Два капитана (Каверин) - страница 148

— У меня был Николай Антоныч. Он доказал мне, что в письме капитана речь идет не о нем. Это какой—то другой Николай. Какой—то промышленник фон Вышимирский.

Я был поражен.

— Иван Павлыч, это ложь, он все врет!

— Нет, это правда, — сказал Кораблев. — Это было огромное дело, о котором мы ничего не знаем. Там было много людей, какие—то купцы и поставщики, и капитан все знал с самого начала. Он знал, что экспедиция была снаряжена очень плохо, и он писал об этой Николаю Антонычу, я своими глазами видел эти письма.

Я слушал его, не веря ушам. Почему—то я всегда думал, что письмо, которое я нашел в Энске, — единственное, и это известие, что от капитана сохранились еще какие—то письма, ошеломило меня.

— Там было много неудач, — продолжал Кораблев. — Какой—то судовладелец снял команду перед выходом в море, с большим трудом достали радиотелеграф, и его пришлось оставить, потому что не достали радиста, и еще что—то, — и почему же Николай Антоныч во всем виноват? Ведь это же ясно, боже мой! И я… Я догадывался об этом… Но я…
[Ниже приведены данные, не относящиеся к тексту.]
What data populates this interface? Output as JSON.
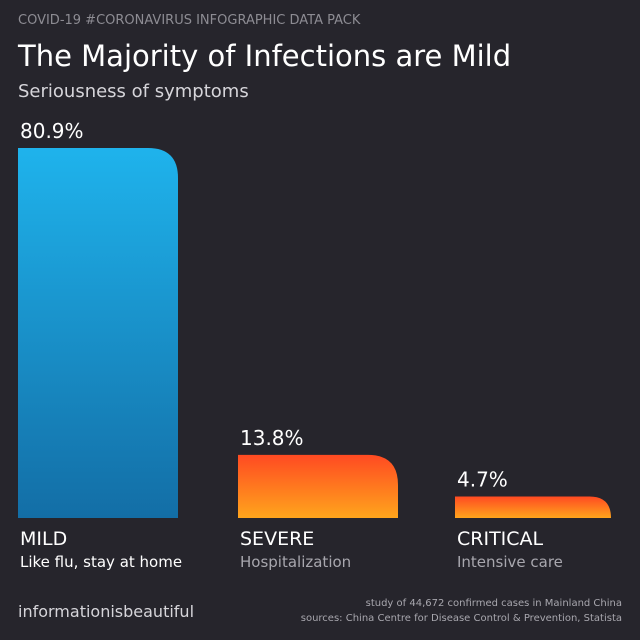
{
  "chart_data": {
    "type": "bar",
    "header": "COVID-19 #CORONAVIRUS INFOGRAPHIC DATA PACK",
    "title": "The Majority of Infections are Mild",
    "subtitle": "Seriousness of symptoms",
    "categories": [
      "MILD",
      "SEVERE",
      "CRITICAL"
    ],
    "descriptions": [
      "Like flu, stay at home",
      "Hospitalization",
      "Intensive care"
    ],
    "values": [
      80.9,
      13.8,
      4.7
    ],
    "value_labels": [
      "80.9%",
      "13.8%",
      "4.7%"
    ],
    "gradients": [
      [
        "#1fb3ec",
        "#136ea6"
      ],
      [
        "#ff4a22",
        "#ffa51c"
      ],
      [
        "#ff4a22",
        "#ffa51c"
      ]
    ],
    "brand": "informationisbeautiful",
    "notes": [
      "study of 44,672 confirmed cases in Mainland China",
      "sources: China Centre for Disease Control & Prevention, Statista"
    ]
  }
}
Он не договорил, и вдруг я увидел, что он плачет.

— Иван Павлыч, — сказал я, стараясь не смотреть на эту невероятную картину — плачущего Кораблева. — Значит, выходит, что он не виноват, а какой—то там «фон». Почему же в таком случае Николай Антоныч всегда утверждал, что он руководил этим делом? Спросите у него, сколько сухого бульона взяла с собой экспедиция, сколько макарон, сухарей и кофе. Почему же он прежде никогда не упоминал об этом «фоне»?

Кораблев вытер платком глаза, усы. Он достал из стенного шкафчика водку, налил полстакана и тут же немного отлил назад дрожащей рукой. Он выпил водку и сел.
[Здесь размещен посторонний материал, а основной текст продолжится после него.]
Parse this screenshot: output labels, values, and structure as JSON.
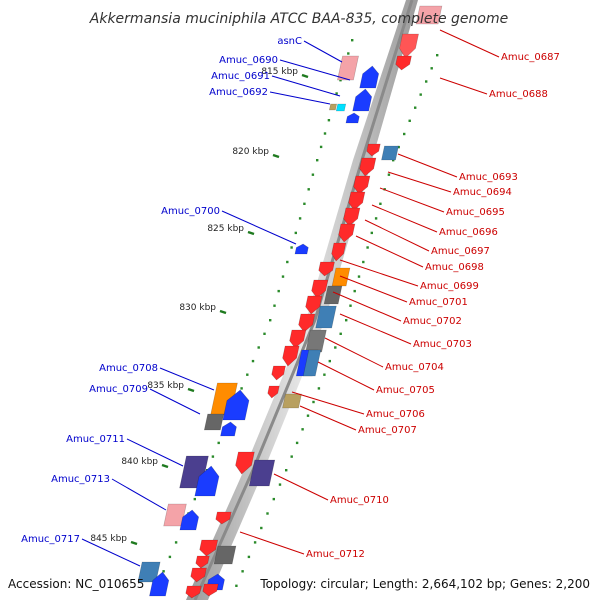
{
  "title": "Akkermansia muciniphila ATCC BAA-835, complete genome",
  "footer": {
    "accession": "Accession: NC_010655",
    "summary": "Topology: circular; Length: 2,664,102 bp; Genes: 2,200"
  },
  "colors": {
    "backbone": "#8a8a8a",
    "tick": "#1f7a1f",
    "left_label": "#0000cc",
    "right_label": "#cc0000"
  },
  "ticks": [
    "815 kbp",
    "820 kbp",
    "825 kbp",
    "830 kbp",
    "835 kbp",
    "840 kbp",
    "845 kbp"
  ],
  "left_labels": [
    "asnC",
    "Amuc_0690",
    "Amuc_0691",
    "Amuc_0692",
    "Amuc_0700",
    "Amuc_0708",
    "Amuc_0709",
    "Amuc_0711",
    "Amuc_0713",
    "Amuc_0717"
  ],
  "right_labels": [
    "Amuc_0687",
    "Amuc_0688",
    "Amuc_0693",
    "Amuc_0694",
    "Amuc_0695",
    "Amuc_0696",
    "Amuc_0697",
    "Amuc_0698",
    "Amuc_0699",
    "Amuc_0701",
    "Amuc_0702",
    "Amuc_0703",
    "Amuc_0704",
    "Amuc_0705",
    "Amuc_0706",
    "Amuc_0707",
    "Amuc_0710",
    "Amuc_0712"
  ]
}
— Ладно, теперь все равно. — И он махнул рукой. — Но как я был слеп, страшно слеп! — вдруг снова с отчаянием сказал он. — Я должен был убедить ее в том, что это — невозможно, невероятно, что даже если это Николай Антоныч, — все равно нельзя в неудаче такого огромного дела винить одного человека. Я мог сказать, что ты настаиваешь, что это — он, потому, что ты его ненавидишь.

Я молча слушал Кораблева. Я всегда любил его и привык уважать, и мне неприятно было видеть его в таком жалком виде. Он сморкался, и у него были растрепаны волосы и усы.

— Ненавижу я его или нет, — оказал я спокойно, — это не имеет ни малейшего отношения к делу. И я вообще не знаю, что вы хотите этим сказать. Что я настаивал нарочно, то есть из подлых личных побуждений?

…Кораблев молчал.

— Иван Павлыч!

Он все молчал.

— Иван Павлыч! — заорал я. — Вы думаете, что я нарочно впутался в это дело, чтобы отомстить Николаю Антонычу? Вот почему вы говорили, что если даже это он, а не какой—то там «фон», — все равно в неудаче такого большого дела нельзя обвинять одного человека. Вы считаете, что я во всем виноват? Говорите же! Да? Считаете?